Les données en question peuvent donner lieu à une forme de pessimisme. On y apprend que le temps passé à lire un article est en moyenne assez faible, qu’un article faux est beaucoup plus relayé qu’un article qui le dément, ou encore qu’un certain nombre de contenus sont partagés sans même que l’auteur du partage ait pris le temps d’en ouvrir le lien. On pourrait avoir tendance à se dire : « Les gens ne lisent plus les articles en entier ». Toutefois, il faut se garder de tirer des conclusions hâtives. En effet, en réalité, nous n’avons aucune raison de penser qu’ils le faisaient significativement davantage auparavant. Une chose est sûre : lorsqu’on s’attarde à observer les pratiques de lecture des individus, on se rend compte de la complexité des choses. En effet, cela dépend du support (Internet ou papier) mais aussi du lecteur, du titre de presse, du type d’article, etc. Peut-on comparer la lecture d’un article papier de Voici avec la lecture d’un article payant sur le site de Mediapart ?
La valeur du partage social
On aurait tendance à l’oublier mais nos usages médiatiques sont fortement liés à d’autres dimensions que la seule information, notamment avec le divertissement et la socialisation. Concrètement : même lorsque nous lisons des articles qui se veulent « à haute valeur informative » (pour peu que l’on puisse attribuer ce genre de label), ceux-ci contribuent à alimenter nos interactions sociales. Internet n’a pas changé cela : ce sont d’ailleurs les plateformes de chat, de communication entre pairs et/ou de divertissement qui ont le plus la cote, que ce soit auprès des jeunes ou des adultes.
Nous pouvons toutefois épingler quelques traits saillants. Il ne s’agit pas de généralités absolues, mais de phénomènes à étudier au cas par cas.
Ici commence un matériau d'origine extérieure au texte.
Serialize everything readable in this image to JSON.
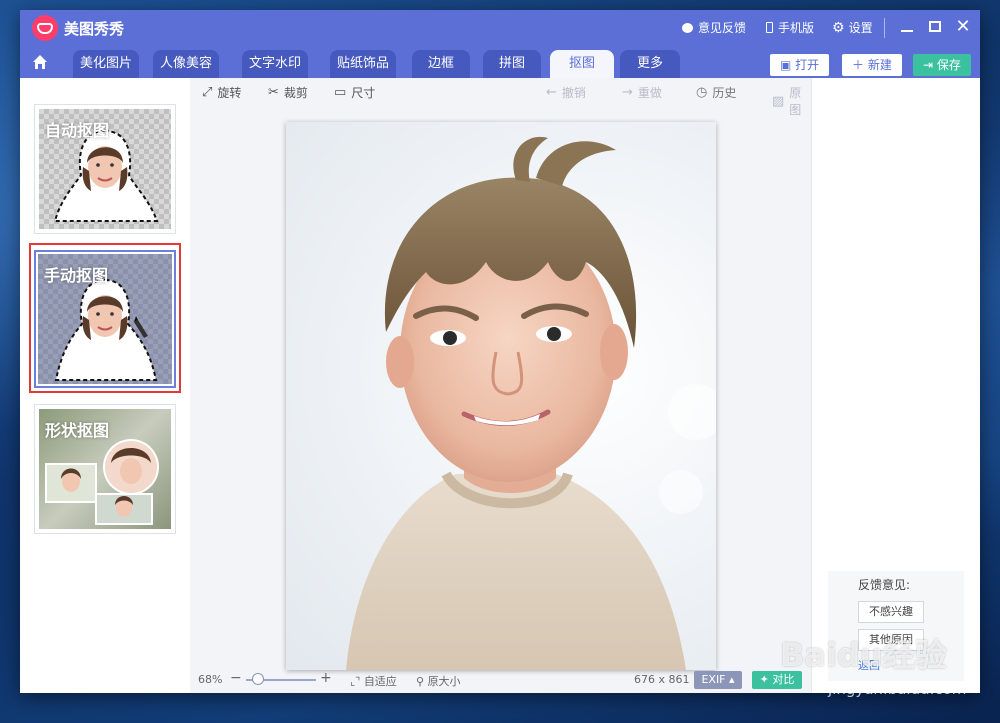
{
  "app": {
    "title": "美图秀秀"
  },
  "titlebar": {
    "feedback": "意见反馈",
    "mobile": "手机版",
    "settings": "设置"
  },
  "tabs": [
    {
      "label": "美化图片"
    },
    {
      "label": "人像美容"
    },
    {
      "label": "文字水印"
    },
    {
      "label": "贴纸饰品"
    },
    {
      "label": "边框"
    },
    {
      "label": "拼图"
    },
    {
      "label": "抠图",
      "active": true
    },
    {
      "label": "更多"
    }
  ],
  "actions": {
    "open": "打开",
    "new": "新建",
    "save": "保存"
  },
  "modes": [
    {
      "label": "自动抠图"
    },
    {
      "label": "手动抠图",
      "selected": true
    },
    {
      "label": "形状抠图"
    }
  ],
  "tools": {
    "rotate": "旋转",
    "crop": "裁剪",
    "size": "尺寸",
    "undo": "撤销",
    "redo": "重做",
    "history": "历史",
    "original": "原图"
  },
  "status": {
    "zoom": "68%",
    "fit": "自适应",
    "actual": "原大小",
    "dimensions": "676 x 861",
    "exif": "EXIF",
    "compare": "对比"
  },
  "feedback": {
    "title": "反馈意见:",
    "option1": "不感兴趣",
    "option2": "其他原因",
    "link": "返回"
  },
  "watermark": {
    "brand": "Baidu经验",
    "url": "jingyan.baidu.com"
  },
  "colors": {
    "primary": "#5b6fd6",
    "save": "#3cc1a0",
    "selection": "#e53935"
  },
  "icons": [
    "home-icon",
    "feedback-icon",
    "phone-icon",
    "gear-icon",
    "minimize-icon",
    "maximize-icon",
    "close-icon",
    "rotate-icon",
    "crop-icon",
    "size-icon",
    "undo-icon",
    "redo-icon",
    "history-icon",
    "original-icon"
  ]
}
On peut par exemple observer la propagation virale de certains contenus et les mouvements de « lynchages » collectifs sur la toile. Dans ces deux cas, des tendances qui existaient avant Internet semblent se renforcer : l’immédiateté (course à la rapidité et flux constant de « nouveautés »), l’appel à l’émotionnel, à une forme de réactivité « brute » (notamment à travers l’indignation), ou encore les bulles de filtre c’est-à-dire l’idée que nous consommons davantage des contenus qui correspondent à nos sphères d’appartenance sociale. Cette tendance est d’ailleurs renforcée, entre autres, par les algorithmes de recommandation.
Au final, pour répondre à la question « Consommons-nous différemment l’information depuis Internet ? », il importe de la poser au cas par cas, sur base d’exemples concrets. De quoi nous détacher des discours généralistes englobant tous les médias et tous nos usages médiatiques (toutes les manières de « consommer » des médias) dans le même sac.